Right of script: In the administration of national examinations, candidates do not know how their tests are being interpreted and how decisions have been arrived at.
In a less than perfect reliability of test scores and human error in handling test results, it is desirable that candidates be given the privilege to see their scripts if they feel strongly unconvinced by the final results communicated to them. This, apart from benefiting the candidate, can improve the reliability of scoring and handling of scores.
It can also improve upon the assessment procedures. Information available from the KCSE 2017 marking exercise indicates that in most of the subjects, many of the candidates submitted blank papers, giving the examiners an easy time in going through them. Wouldn’t it be prudent to avail samples of these papers to the public to demonstrate the decaying civilisation our education system represents and dispel the unfounded assertions that KNEC deliberately failed the students?
We must know that the final results are only the tail-end of a process and that other variables such as infrastructure, teacher capacity, learners who are ready to learn and societal norms come into play.
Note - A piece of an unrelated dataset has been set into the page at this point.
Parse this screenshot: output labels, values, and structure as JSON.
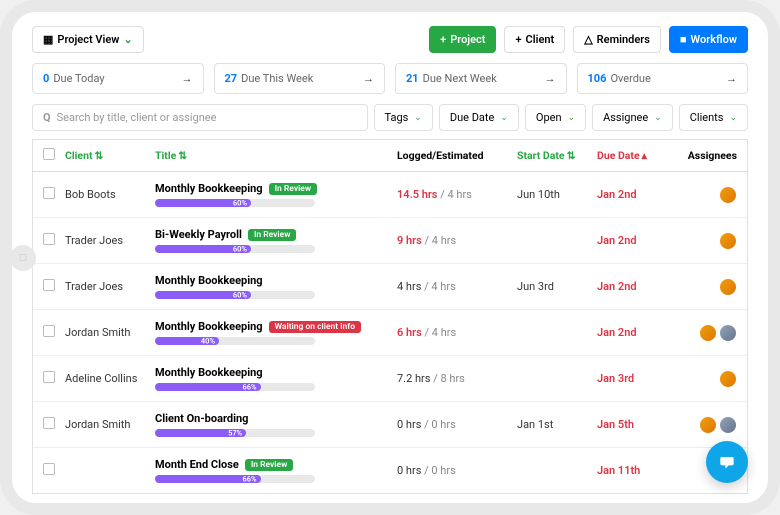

There is, therefore, need for all these factors to be constantly monitored through empirical research and evaluation processes.
Instead of wholesomely blaming poor performance on unsubstantiated devious occurrences, we should seek solutions to systemic problems related to delivery such as teaching methods, lack of teachers in schools, absenteeism and poor commitment to teach, lack of teaching and learning facilities such as books, laboratory equipment and libraries and poor teachers’ working conditions. We must also address the gross inequalities in school resources and the weak social support system.
Even when all these receive serious attention, it is the teacher — and not the assessment measures — that must be the cornerstone of educational reforms.
Empirical evidence has identified two variables that have led to the current level of performance in national examinations (i) greater vigilance against examination fraud and (ii) increased validity of the test items in the examinations.
Indeed, there has been no attempt to systematically examine the content of examinations as related to the implemented curriculum, with a view to assessing the validity of these examinations.
The key question addressed in this rapid assessment of last year’s KCSE results has been: Do students fail examinations, or is it that the examinations fail students?
A systematic content analysis carried out on selected science, language and social science subject syllabi — and their corresponding examination papers — show a strong relationship between what is covered in the examination papers and the content of the subject syllabi, suggesting that the examinations themselves may not be a cause of students’ poor performance.
Instead, students’ poor performance in the 2017 KCSE national examinations is attributable to the teaching and learning processes among the other variables mentioned earlier.